Ganguly, an astute man, quickly understood that the plight of all-rounders in India. He changed his tactics and tried to compete with the best in ODIs without a single all-rounder. India needed a wicket-keeper who could be a proper middle-order batsman. This was before MS Dhoni came into the picture. Meanwhile, Rahul Dravid, already an established and a respected Test batsman, was finding it hard to cope with the fast-paced limited-overs version of the game. Sourav convinced part-time wicket-keeper Dravid to don the wicket-keeper’s role for India. Once Dravid was ready, India looked a strong batting unit with seven top-class batsmen and a quality batsman at No. 7. With four bowlers at his disposal, Ganguly needed to complete the remaining 10 overs with the help of part-timers like Sachin Tendulkar, Yuvraj Singh, Virender Sehwag and himself. Sometimes the strategy backfired, but India had one of the most successful times in ODI cricket including the victory in Natwest Trophy in England and the World final appearance in 2003 during that period.
There were some attempts to turn some specialist players into all-rounders which in most cases turned to be a catastrophe. Irfan Pathan, a fine left-arm swing bowler, forgot his main art when Greg Chappell tried to project him as an all-rounder. After Irfan lost his direction, his elder brother was chosen in the hope of filling the elusive all-rounder’s role in the team. The elder Pathan played some blistering knocks including one century against New Zealand, but never looked convincing as an off-spinner. So when he failed with the bat, selectors had no other option but to drop him from the side.

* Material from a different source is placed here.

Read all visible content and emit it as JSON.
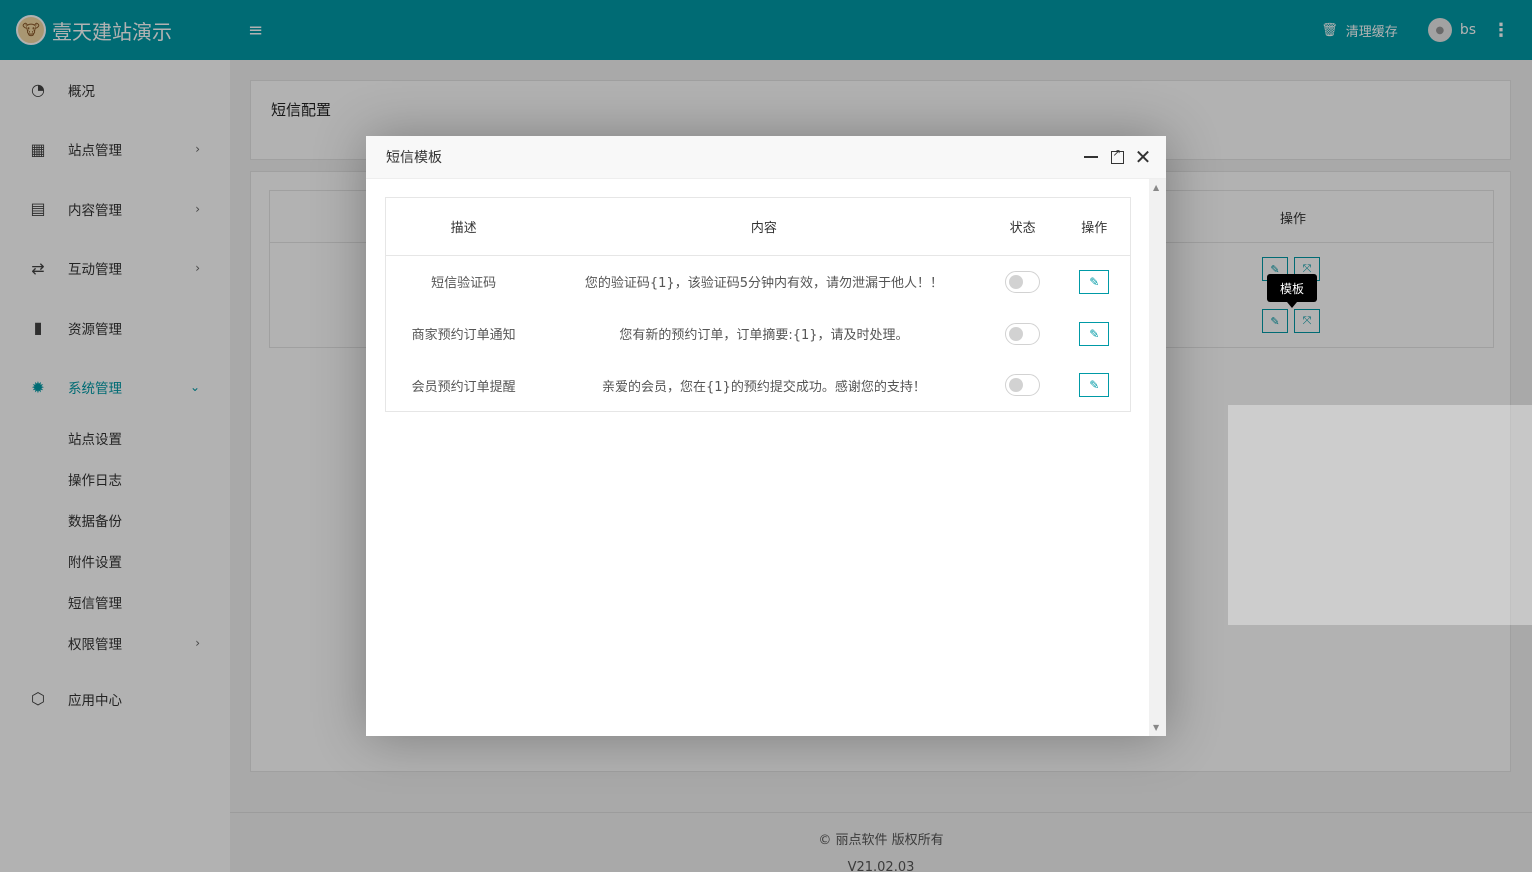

Yusuf Pathan’s loss was left-arm spinner Ravindra Jadeja’s gain. Jadeja, a member of India’s successful Under-19 World Cup campaign, had a successful IPL in 2008. His captain at Rajasthan Royals, the redoubtable Shane Warne hailed him as next big thing. Jadeja’s case was opposite to that of Pathan senior. Jadeja bowled reasonably well but his inability to play big shots made him a liability in the team. Jadeja did get a longer run thanks to his proximity to captain Dhoni. But his continuous failure with the ball compelled the selectors to drop him before the World Cup and Yusuf Pathan was back.
After the World Cup his step-brother Irfan Pathan made a came-back in a new avatar. He was again given a lifeline to resurrect his career during India’s home series against West Indies and India`s tour of Australia. A shadow of his earlier self, a wiser and more experienced Irfan wanted to be seen as all-rounder. But Dhoni had other ideas. He kept faith in Jadeja. Irfan was purely played as a bowler, a role which he himself was not confident of. The selectors selected all three for the Asia Cup. After everybody failed, they had no other option but to end an era of all-rounders after Kapil Dev.
The hunt for all-rounders, however, did us some good. We might have failed to get an all-rounder, but instead got two world class batsmen - Sourav Ganguly and Virender Sehwag.